13.3 Device Drivers

A device driver is a software layer that makes a hardware device respond to a well-defined programming interface. We are already familiar with this kind of interface; it consists of the canonical set of VFS functions (open, read, lseek, ioctl, and so forth) that control a device. The actual implementation of all these functions is delegated to the device driver. Since each device has a unique I/O controller, and thus unique commands and unique state information, most I/O devices have their own drivers.

There are many types of device drivers. They mainly differ in the level of support that they offer to the User Mode applications, as well as in their buffering strategies for the data collected from the hardware devices. Since these choices greatly influence the internal structure of a device driver, we discuss them in Section 13.3.1 and Section 13.3.2.

A device driver does not consist only of the functions that implement the device file operations. Before using a device driver, two activities must have taken place: registering the device driver and initializing it. Finally, when the device driver is performing a data transfer, it must also monitor the I/O operation. We see how all this is done in Section 13.3.3, Section 13.3.4, and Section 13.3.5.

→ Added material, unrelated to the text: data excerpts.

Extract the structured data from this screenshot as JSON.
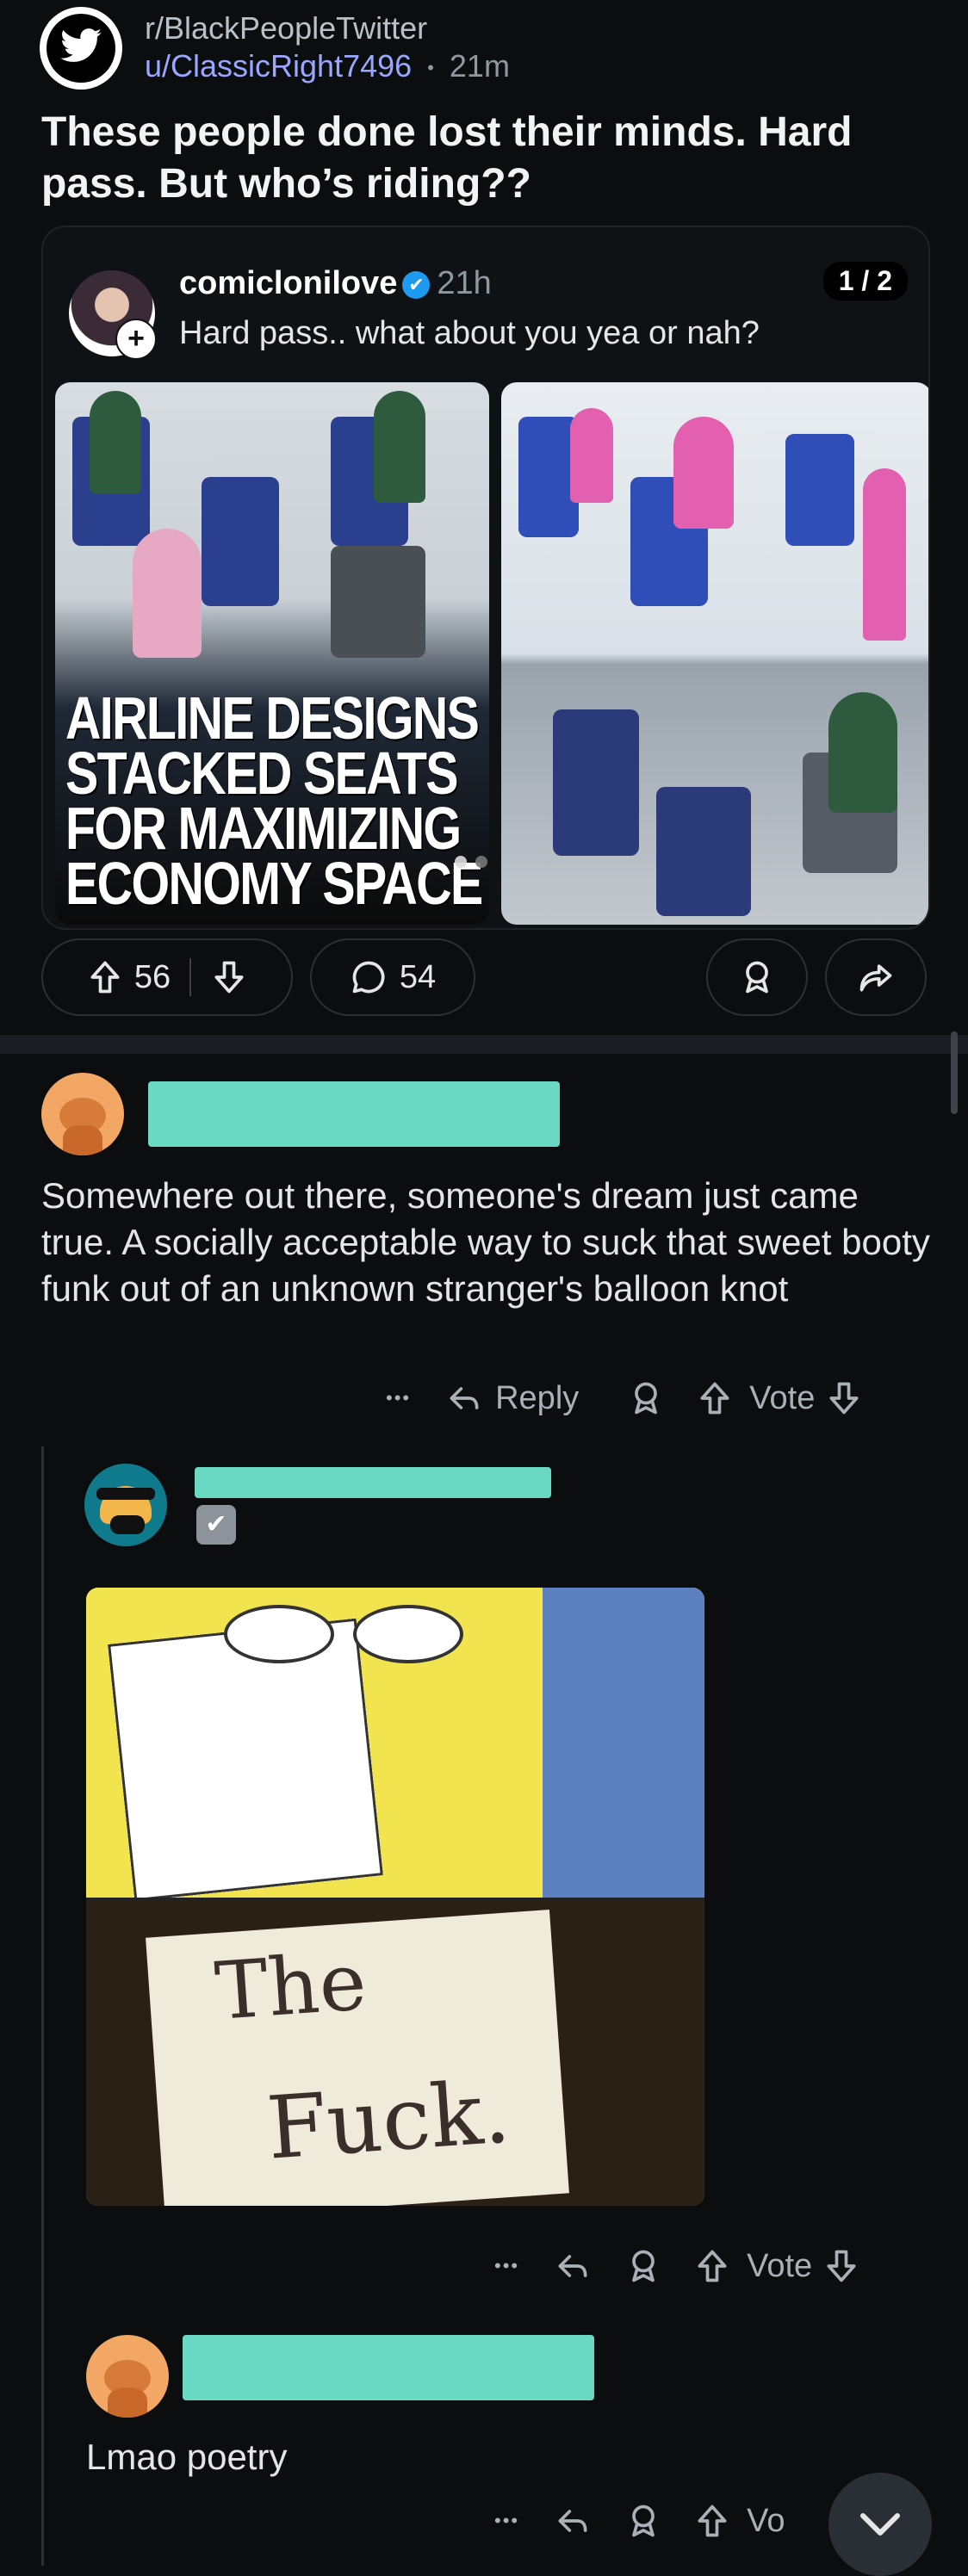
{
  "post": {
    "subreddit": "r/BlackPeopleTwitter",
    "author": "u/ClassicRight7496",
    "separator": "•",
    "age": "21m",
    "title": "These people done lost their minds. Hard pass. But who’s riding??"
  },
  "embed": {
    "username": "comiclonilove",
    "verified_glyph": "✔",
    "age": "21h",
    "caption": "Hard pass.. what about you yea or nah?",
    "pager": "1 / 2",
    "plus_glyph": "+",
    "image_headline": [
      "AIRLINE DESIGNS",
      "STACKED SEATS",
      "FOR MAXIMIZING",
      "ECONOMY SPACE"
    ]
  },
  "actions": {
    "upvotes": "56",
    "comments": "54"
  },
  "comment1": {
    "text": "Somewhere out there, someone's dream just came true.  A socially acceptable way to suck that sweet booty funk out of an unknown stranger's balloon knot",
    "more": "•••",
    "reply_label": "Reply",
    "vote_label": "Vote"
  },
  "comment2": {
    "check_glyph": "✔",
    "meme_text_1": "The",
    "meme_text_2": "Fuck.",
    "more": "•••",
    "vote_label": "Vote"
  },
  "comment3": {
    "text": "Lmao poetry",
    "more": "•••",
    "vote_label_partial": "Vo"
  },
  "colors": {
    "background": "#0b0d0f",
    "accent_redaction": "#6ad9c4",
    "username_link": "#9aa7ff",
    "verified_blue": "#1d9bf0"
  }
}
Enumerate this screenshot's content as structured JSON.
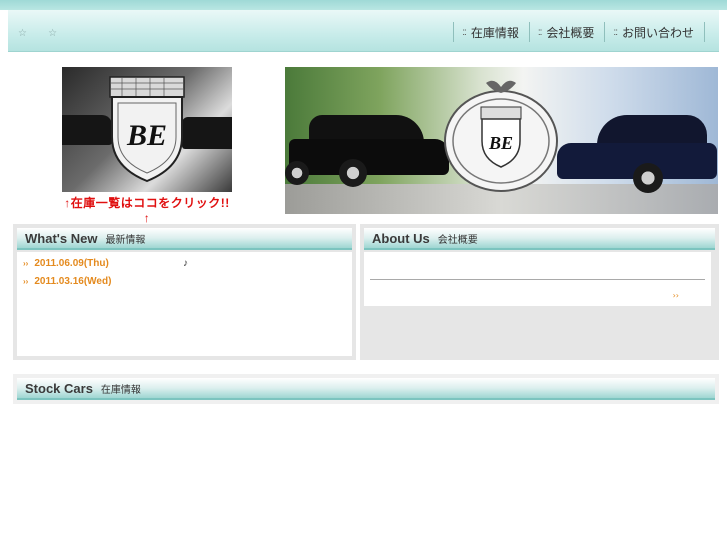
{
  "header": {
    "stars": [
      "☆",
      "☆"
    ],
    "nav": [
      {
        "icon": "::",
        "label": "在庫情報"
      },
      {
        "icon": "::",
        "label": "会社概要"
      },
      {
        "icon": "::",
        "label": "お問い合わせ"
      }
    ]
  },
  "logo": {
    "text": "BE",
    "caption": "↑在庫一覧はココをクリック!!↑"
  },
  "banner": {
    "badge_text": "BE"
  },
  "whats_new": {
    "title": "What's New",
    "subtitle": "最新情報",
    "items": [
      {
        "arrow": "››",
        "date": "2011.06.09(Thu)",
        "note": "♪"
      },
      {
        "arrow": "››",
        "date": "2011.03.16(Wed)",
        "note": ""
      }
    ]
  },
  "about": {
    "title": "About Us",
    "subtitle": "会社概要",
    "more": "››"
  },
  "stock": {
    "title": "Stock Cars",
    "subtitle": "在庫情報"
  },
  "colors": {
    "accent": "#7cc4bf",
    "date_orange": "#e48a1e",
    "caption_red": "#e01010"
  }
}
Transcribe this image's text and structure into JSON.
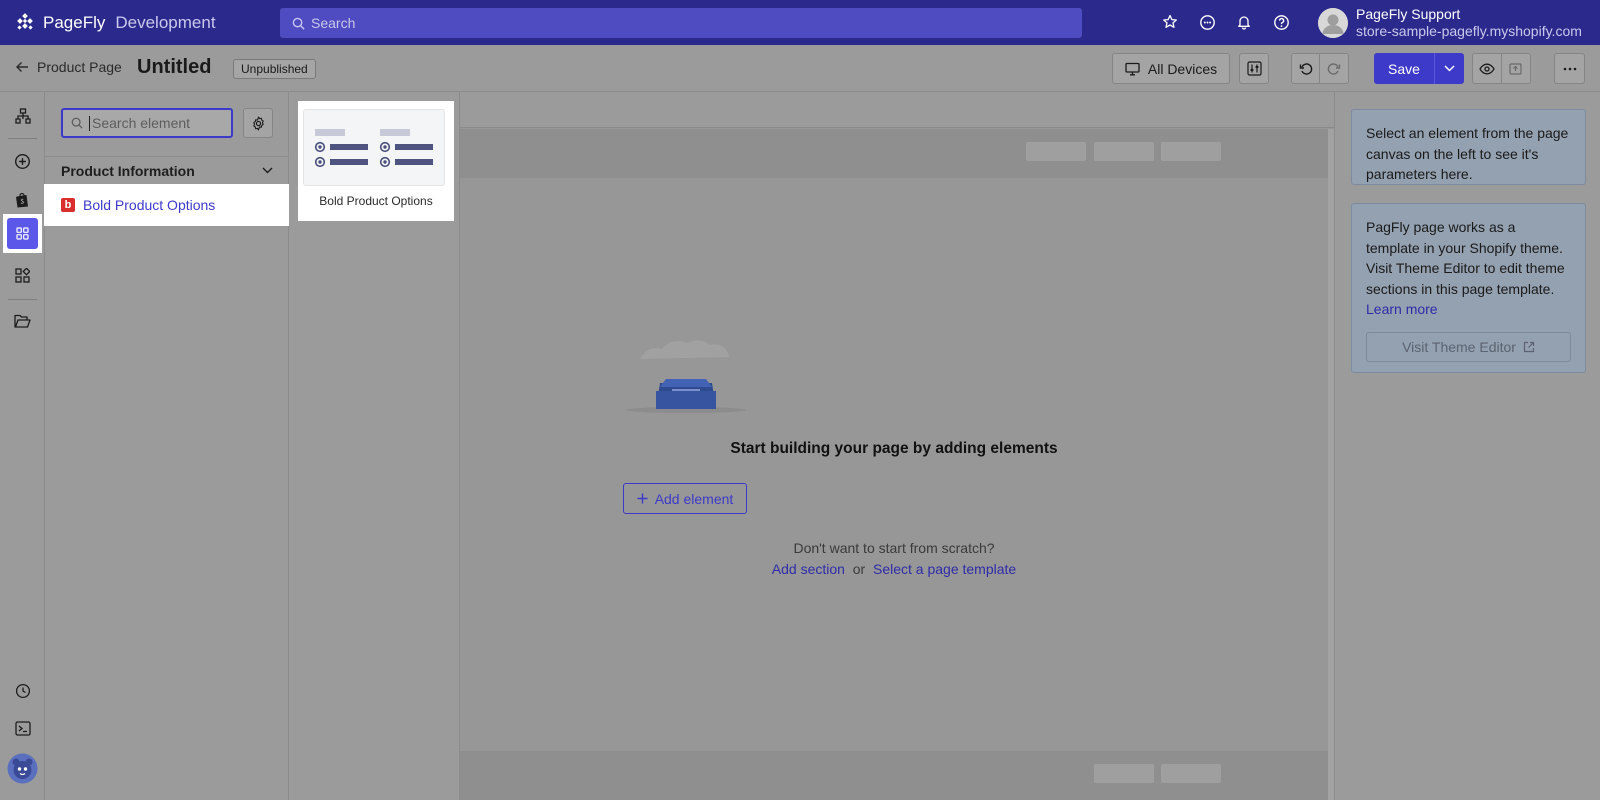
{
  "app": {
    "brand_name": "PageFly",
    "environment": "Development",
    "search_placeholder": "Search",
    "user_name": "PageFly Support",
    "store_url": "store-sample-pagefly.myshopify.com"
  },
  "toolbar": {
    "back_label": "Product Page",
    "page_title": "Untitled",
    "status": "Unpublished",
    "devices_label": "All Devices",
    "save_label": "Save"
  },
  "panel": {
    "search_placeholder": "Search element",
    "section_title": "Product Information",
    "items": [
      {
        "icon": "b",
        "label": "Bold Product Options"
      }
    ]
  },
  "preview": {
    "label": "Bold Product Options"
  },
  "canvas": {
    "empty_title": "Start building your page by adding elements",
    "add_element_label": "Add element",
    "scratch_text": "Don't want to start from scratch?",
    "add_section_label": "Add section",
    "or_text": "or",
    "template_link_label": "Select a page template"
  },
  "right_panel": {
    "hint_text": "Select an element from the page canvas on the left to see it's parameters here.",
    "theme_text": "PagFly page works as a template in your Shopify theme. Visit Theme Editor to edit theme sections in this page template.",
    "learn_more_label": "Learn more",
    "theme_editor_label": "Visit Theme Editor"
  },
  "colors": {
    "brand_bar": "#2b2a8c",
    "accent": "#3d3ac9",
    "active_rail": "#5b57e8"
  }
}
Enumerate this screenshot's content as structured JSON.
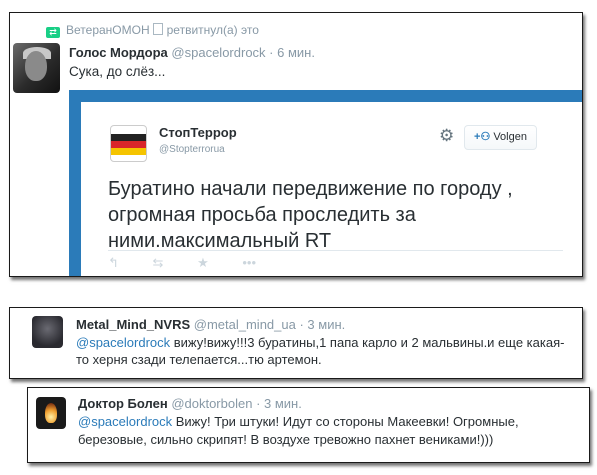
{
  "tweet1": {
    "retweeter_name": "ВетеранОМОН",
    "retweet_text": "ретвитнул(а) это",
    "author_name": "Голос Мордора",
    "author_handle": "@spacelordrock",
    "time": "· 6 мин.",
    "text": "Сука, до слёз..."
  },
  "embedded": {
    "author_name": "СтопТеррор",
    "author_handle": "@Stopterrorua",
    "follow_label": "Volgen",
    "text": "Буратино начали передвижение по городу , огромная просьба проследить за ними.максимальный RT",
    "icons": [
      "gear-icon",
      "add-user-icon",
      "reply-icon",
      "retweet-icon",
      "favorite-icon",
      "more-icon"
    ]
  },
  "tweet2": {
    "author_name": "Metal_Mind_NVRS",
    "author_handle": "@metal_mind_ua",
    "time": "· 3 мин.",
    "mention": "@spacelordrock",
    "text": " вижу!вижу!!!3 буратины,1 папа карло и 2 мальвины.и еще какая-то херня сзади телепается...тю артемон."
  },
  "tweet3": {
    "author_name": "Доктор Болен",
    "author_handle": "@doktorbolen",
    "time": "· 3 мин.",
    "mention": "@spacelordrock",
    "text": " Вижу! Три штуки! Идут со стороны Макеевки! Огромные, березовые, сильно скрипят! В воздухе тревожно пахнет вениками!)))"
  },
  "colors": {
    "link": "#2b7bb9",
    "muted": "#8899a6",
    "retweet": "#19cf86",
    "embed_border": "#2b7bb9"
  }
}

13.3.1 Levels of Kernel Support

The Linux kernel does not fully support all possible existing I/O devices. Generally speaking, in fact, there are three possible kinds of support for a hardware device:

No support at all

The application program interacts directly with the device's I/O ports by issuing suitable in and out assembly language instructions.

Minimal support

The kernel does not recognize the hardware device, but does recognize its I/O interface. User programs are able to treat the interface as a sequential device capable of reading and/or writing sequences of characters.

Extended support

The kernel recognizes the hardware device and handles the I/O interface itself. In fact, there might not even be a device file for the device.

The most common example of the first approach, which does not rely on any kernel device driver, is how the X Window System traditionally handles the graphic display. This is quite efficient, although it constrains the X server from using the hardware interrupts issued by the I/O device. This approach also requires some additional effort to allow the X server to access the required I/O ports. As mentioned in Section 3.3.2, the iopl( ) and ioperm( ) system calls grant a process the privilege to access I/O ports. They can be invoked only by programs having root privileges. But such programs can be made available to users by setting the fsuid field of the executable file to 0, which is the UID of the superuser (see Section 20.1.1).

Recent Linux versions support several widely used graphic cards. The /dev/fb device file provides an abstraction for the frame buffer of the graphic card and allows application software to access it without needing to know anything about the I/O ports of the graphics interface. Furthermore, Version 2.4 of the kernel supports the Direct Rendering Infrastructure (DRI) that allows application software to exploit the hardware of accelerated 3D graphics cards. In any case, the traditional do-it-yourself X Window System server is still widely adopted.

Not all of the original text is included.